Guy #1: What’s with the queerfest?
Guy #2: It’s tomorrow night.

–Ave A & 3rd St.

Guy: The bed shook. It shook with me. The bed shook.

–26th & 3rd

Contributed by: Megan Buckley

Man digging through trash can: Hey, this shirt isn’t bad. I could use it for my bird.

–Spring St.

Overheard by: Megan Buckley

Yuppie: “Is Freddie Prinze Jr. Harry Connick Jr.’s son?”

— Streetcorner in Midtown

Four teenagers in a convertible at a stop-sign speaking about me as I cross the street right in front of them, in Vancouver: “Hey, he looks Jewish!”
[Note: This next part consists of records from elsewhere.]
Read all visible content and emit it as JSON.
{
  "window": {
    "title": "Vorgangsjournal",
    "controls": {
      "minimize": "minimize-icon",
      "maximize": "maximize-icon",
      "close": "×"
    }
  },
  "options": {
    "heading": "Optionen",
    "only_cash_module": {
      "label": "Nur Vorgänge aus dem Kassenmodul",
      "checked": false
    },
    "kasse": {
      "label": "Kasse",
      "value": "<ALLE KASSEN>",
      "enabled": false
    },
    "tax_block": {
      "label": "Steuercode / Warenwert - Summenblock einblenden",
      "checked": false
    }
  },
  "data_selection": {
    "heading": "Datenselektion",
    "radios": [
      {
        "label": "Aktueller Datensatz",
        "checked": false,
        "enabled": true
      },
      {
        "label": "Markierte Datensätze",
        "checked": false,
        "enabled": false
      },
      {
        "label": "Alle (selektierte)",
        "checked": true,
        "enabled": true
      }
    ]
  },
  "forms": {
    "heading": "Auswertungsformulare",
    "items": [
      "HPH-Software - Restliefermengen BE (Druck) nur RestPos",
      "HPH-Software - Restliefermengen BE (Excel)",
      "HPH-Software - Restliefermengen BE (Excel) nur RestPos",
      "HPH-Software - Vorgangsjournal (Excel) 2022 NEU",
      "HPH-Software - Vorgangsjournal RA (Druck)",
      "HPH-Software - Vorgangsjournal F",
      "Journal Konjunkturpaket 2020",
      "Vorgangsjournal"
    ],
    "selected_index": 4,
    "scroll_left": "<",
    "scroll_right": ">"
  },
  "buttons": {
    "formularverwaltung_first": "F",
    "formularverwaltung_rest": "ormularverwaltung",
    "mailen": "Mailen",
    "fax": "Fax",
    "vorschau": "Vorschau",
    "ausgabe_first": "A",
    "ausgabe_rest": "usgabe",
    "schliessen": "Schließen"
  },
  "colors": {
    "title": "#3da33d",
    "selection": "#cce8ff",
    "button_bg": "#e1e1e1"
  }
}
Club Promoter: Do you guys like comedy shows?
Chicks: No!
Club Promoter: That wasn’t funny.

–34th & 7th

Suit: We’re really quite busy, actually. The lack of work hasn’t really affected the amount of work.

–9th Ave.

Overheard by: Brad Wilson

Man: A woman was killed today by a falling cross.
Woman: Oh my God!

–Madison & 42nd

Broker #1: That dog is really cute.
Broker #2: Yeah, but we still need more coke.

–St. Mark’s Place & 2nd Ave.

Overheard by: Kate

Hottie: …and then I want to tell them: less gooch, more cooch.

–DtUt, LES

Overheard by: e. glass

HS kid: My friend’s dad can blow smoke stars.